Researchers from Princeton NuEnergy have developed an inexpensive, sustainable way to turn spent lithium-ion materials into new cathodes.
The team’s method involves mechanically separating the cathode and anode materials and running the cathode powder through a plasma reactor to remove contamination produced when cycling the batteries.
The team’s process uses low-temperature plasma and extremely reactive ionized gas that allows the plasma to carry out chemical reactions to remove contaminants from the cathode powder that would otherwise require very high temperatures.
The team’s recycling method recovers much of the structure and composition of the used cathode, along with cobalt and lithium.
However, the method does require small amounts of lithium to be added into the regenerated cathode powder due to used batteries losing some lithium from the cathode material.
The team is aiming to scale up production to at least a ton per day during this year to see if the process works for producing tons instead of kilograms of cathode material.
The scale up follows a partnership with Taiwan-based Wistron GreenTech and eTak Worldwide, last September.
Princeton NuEnergy is running a pilot project with Wistron GreenTech, and is building a processing line at the latter’s facility in Texas, US.
The Wistron plant, a former manufacturing line that was used to reclaim gold from the printed circuit boards of electronics will be converted to a battery recycling line using the Princeton NuEnergy process.
Bruce Koel, professor of chemical and biological engineering, a co-founder of Princeton NuEnergy and a technology advisor, said scale up was always a challenge because it was “one thing to do it in a beaker, and another thing doing it in a vat the size of your office”.
He said: “We can’t do this fast by ourselves.
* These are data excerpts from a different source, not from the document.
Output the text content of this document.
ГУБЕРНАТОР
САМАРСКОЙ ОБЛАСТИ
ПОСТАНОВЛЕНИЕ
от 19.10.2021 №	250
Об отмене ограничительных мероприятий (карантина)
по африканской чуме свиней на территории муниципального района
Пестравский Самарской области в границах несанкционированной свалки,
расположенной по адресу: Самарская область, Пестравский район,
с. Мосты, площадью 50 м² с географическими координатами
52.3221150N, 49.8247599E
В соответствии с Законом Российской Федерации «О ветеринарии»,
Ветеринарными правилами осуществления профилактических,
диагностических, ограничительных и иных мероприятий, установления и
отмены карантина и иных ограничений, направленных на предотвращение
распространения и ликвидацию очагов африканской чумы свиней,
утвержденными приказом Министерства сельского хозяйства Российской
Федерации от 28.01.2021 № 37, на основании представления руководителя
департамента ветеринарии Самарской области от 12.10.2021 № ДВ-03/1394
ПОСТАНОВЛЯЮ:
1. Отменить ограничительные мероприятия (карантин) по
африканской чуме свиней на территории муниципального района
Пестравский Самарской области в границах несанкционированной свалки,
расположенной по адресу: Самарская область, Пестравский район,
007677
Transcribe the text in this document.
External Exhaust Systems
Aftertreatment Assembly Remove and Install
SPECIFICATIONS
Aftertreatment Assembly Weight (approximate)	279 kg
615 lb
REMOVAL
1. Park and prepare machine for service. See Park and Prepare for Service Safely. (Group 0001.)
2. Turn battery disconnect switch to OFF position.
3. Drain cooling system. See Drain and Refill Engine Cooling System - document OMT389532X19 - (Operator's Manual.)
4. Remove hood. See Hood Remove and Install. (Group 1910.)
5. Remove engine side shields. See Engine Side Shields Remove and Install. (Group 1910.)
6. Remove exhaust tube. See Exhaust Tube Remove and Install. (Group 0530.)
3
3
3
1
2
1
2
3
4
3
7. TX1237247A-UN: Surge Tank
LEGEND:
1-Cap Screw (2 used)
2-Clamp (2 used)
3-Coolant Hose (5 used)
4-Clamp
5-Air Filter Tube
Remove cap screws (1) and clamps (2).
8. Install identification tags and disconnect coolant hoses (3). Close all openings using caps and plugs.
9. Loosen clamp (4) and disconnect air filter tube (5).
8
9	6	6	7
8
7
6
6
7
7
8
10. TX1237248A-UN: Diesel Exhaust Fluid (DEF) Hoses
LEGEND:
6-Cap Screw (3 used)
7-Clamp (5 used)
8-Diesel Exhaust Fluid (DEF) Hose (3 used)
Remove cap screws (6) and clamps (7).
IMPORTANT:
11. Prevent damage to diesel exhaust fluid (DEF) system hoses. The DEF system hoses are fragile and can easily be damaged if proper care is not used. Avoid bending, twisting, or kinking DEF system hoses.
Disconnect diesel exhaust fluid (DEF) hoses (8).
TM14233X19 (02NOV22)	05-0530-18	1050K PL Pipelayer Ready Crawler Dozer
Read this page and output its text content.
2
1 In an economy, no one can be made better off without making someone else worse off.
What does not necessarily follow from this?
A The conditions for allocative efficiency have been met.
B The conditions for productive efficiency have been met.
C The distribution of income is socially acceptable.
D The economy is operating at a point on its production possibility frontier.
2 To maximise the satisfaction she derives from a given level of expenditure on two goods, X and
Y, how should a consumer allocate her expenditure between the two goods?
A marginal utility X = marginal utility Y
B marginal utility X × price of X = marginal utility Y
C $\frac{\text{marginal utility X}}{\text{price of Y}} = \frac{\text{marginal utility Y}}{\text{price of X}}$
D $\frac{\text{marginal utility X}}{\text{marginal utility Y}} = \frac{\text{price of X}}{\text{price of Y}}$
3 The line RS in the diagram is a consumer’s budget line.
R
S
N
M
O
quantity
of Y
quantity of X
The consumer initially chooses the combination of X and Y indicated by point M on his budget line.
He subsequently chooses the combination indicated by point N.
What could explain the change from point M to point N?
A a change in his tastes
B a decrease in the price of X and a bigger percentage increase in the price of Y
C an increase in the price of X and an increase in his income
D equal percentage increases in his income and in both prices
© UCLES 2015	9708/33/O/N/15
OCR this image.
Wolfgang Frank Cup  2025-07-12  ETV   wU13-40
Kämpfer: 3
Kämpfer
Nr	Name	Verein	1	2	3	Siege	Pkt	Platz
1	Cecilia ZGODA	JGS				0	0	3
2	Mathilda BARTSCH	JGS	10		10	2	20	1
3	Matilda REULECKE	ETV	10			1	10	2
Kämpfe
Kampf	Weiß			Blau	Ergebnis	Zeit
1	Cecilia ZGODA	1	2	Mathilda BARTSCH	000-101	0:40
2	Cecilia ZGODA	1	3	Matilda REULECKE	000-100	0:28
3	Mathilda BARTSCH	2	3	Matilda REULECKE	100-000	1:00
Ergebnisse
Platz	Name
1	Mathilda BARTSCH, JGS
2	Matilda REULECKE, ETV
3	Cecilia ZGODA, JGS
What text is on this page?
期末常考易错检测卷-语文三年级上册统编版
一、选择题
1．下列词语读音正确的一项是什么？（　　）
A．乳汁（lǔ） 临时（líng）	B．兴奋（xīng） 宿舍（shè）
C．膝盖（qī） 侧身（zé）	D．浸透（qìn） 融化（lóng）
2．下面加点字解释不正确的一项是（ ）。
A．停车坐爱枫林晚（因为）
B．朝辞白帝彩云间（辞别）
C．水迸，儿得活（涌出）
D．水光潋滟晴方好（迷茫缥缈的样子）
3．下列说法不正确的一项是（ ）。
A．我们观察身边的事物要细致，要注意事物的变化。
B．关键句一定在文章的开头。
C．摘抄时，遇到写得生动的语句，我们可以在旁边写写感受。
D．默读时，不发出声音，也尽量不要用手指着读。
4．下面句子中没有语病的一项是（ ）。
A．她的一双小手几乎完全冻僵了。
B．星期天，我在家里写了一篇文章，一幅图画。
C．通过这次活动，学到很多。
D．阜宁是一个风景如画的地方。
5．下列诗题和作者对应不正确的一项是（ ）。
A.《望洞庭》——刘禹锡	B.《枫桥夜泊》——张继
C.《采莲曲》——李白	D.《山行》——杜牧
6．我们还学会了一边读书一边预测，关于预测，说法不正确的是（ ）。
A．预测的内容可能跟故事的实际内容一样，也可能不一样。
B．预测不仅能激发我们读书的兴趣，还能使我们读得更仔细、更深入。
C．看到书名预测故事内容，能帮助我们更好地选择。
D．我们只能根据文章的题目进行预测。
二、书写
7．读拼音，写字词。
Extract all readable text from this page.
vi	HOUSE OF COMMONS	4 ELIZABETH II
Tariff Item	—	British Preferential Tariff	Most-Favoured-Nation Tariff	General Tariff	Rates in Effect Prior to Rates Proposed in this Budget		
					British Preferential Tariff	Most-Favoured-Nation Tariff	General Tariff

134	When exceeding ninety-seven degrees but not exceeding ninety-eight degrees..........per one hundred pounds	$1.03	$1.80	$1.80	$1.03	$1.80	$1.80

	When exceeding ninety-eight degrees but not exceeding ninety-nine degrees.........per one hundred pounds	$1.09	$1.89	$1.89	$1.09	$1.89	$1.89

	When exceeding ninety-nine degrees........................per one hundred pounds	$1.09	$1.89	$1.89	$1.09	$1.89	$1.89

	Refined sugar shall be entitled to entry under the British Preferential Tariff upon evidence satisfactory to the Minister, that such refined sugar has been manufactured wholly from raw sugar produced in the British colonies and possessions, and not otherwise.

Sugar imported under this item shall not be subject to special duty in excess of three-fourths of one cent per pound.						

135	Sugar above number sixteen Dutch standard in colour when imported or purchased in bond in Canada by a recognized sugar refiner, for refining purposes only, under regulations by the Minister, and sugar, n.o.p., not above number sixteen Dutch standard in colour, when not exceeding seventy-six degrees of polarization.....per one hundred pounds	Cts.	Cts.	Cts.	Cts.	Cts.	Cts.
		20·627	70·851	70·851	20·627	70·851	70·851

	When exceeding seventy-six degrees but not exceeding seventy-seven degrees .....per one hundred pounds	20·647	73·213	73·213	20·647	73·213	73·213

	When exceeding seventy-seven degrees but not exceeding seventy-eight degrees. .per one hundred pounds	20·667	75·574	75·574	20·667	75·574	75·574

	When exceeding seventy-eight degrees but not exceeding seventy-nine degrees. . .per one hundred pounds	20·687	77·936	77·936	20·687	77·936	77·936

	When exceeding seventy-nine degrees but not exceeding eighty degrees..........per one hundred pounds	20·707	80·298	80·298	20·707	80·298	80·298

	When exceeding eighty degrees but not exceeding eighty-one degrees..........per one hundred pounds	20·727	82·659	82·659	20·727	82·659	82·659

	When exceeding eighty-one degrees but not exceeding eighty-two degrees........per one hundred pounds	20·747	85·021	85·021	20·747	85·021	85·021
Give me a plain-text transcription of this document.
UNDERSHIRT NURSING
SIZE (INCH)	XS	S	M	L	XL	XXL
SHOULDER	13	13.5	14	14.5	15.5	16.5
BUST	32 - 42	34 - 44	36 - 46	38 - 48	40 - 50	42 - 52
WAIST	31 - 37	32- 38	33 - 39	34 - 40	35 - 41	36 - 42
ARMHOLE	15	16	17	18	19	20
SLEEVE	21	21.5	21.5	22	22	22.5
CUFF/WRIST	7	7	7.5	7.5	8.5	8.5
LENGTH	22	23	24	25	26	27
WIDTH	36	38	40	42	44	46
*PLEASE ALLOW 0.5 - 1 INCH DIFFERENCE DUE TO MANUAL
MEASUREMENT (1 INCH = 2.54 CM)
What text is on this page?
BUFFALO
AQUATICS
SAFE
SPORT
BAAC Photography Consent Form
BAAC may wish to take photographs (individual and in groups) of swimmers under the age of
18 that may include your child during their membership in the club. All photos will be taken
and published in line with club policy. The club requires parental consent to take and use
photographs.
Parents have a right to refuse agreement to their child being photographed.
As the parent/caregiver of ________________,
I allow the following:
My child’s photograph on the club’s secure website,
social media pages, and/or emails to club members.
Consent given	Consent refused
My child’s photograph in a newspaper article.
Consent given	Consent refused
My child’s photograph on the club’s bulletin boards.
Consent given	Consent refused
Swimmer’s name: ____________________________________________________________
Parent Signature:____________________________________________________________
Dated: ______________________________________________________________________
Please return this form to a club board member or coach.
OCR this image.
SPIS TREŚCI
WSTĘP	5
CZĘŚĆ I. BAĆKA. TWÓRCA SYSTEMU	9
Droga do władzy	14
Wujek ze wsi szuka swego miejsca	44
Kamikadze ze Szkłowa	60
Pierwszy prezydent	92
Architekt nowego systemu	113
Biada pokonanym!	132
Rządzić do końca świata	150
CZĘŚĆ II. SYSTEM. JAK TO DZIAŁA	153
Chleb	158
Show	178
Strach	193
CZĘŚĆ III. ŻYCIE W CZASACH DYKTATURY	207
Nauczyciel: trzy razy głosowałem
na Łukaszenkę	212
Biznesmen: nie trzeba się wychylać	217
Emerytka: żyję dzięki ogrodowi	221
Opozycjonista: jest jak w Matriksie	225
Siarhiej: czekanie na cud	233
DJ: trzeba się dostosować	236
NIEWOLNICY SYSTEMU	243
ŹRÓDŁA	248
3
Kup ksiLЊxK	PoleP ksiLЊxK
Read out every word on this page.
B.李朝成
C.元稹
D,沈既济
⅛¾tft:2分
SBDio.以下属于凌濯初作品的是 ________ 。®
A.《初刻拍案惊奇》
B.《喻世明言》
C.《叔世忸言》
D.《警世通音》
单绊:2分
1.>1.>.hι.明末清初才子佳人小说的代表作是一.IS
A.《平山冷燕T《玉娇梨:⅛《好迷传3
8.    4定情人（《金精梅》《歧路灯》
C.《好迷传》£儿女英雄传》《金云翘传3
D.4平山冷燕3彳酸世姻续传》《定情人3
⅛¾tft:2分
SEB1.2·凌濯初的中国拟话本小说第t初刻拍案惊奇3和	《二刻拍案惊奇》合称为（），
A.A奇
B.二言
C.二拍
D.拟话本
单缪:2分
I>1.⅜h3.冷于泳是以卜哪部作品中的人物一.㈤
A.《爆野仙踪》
Wistron had an empty manufacturing line and so they were very interested in hearing our proposal.
“The performance of our regenerated cathodes in small coin cell battery tests is excellent, but at the end of the day, we are going to have independent third parties say ‘we took their materials from them and we made these batteries, and these batteries work great.’ That’s the next step.”
Chao Yan, co-founder and CEO of Princeton NuEnergy and a postdoctoral research associate in the Department of Mechanical and Aerospace Engineering at Princeton University, said: “We think there is a massive opportunity to transfer our technology into a real industrial project that will allow us to recycle and repurpose lithium-ion batteries at scale.”
Yan is experimenting with alternative plasma approaches to make sure there are no better reactors to use.
Xiaofang Yang, who was an associate research scholar at Princeton, led the technology development and is a co-founder and CTO of the company.
Princeton NuEnergy spun out from Princeton University in 2019 to focus on the direct recycling of lithium-ion batteries from electric vehicles and consumer electronics.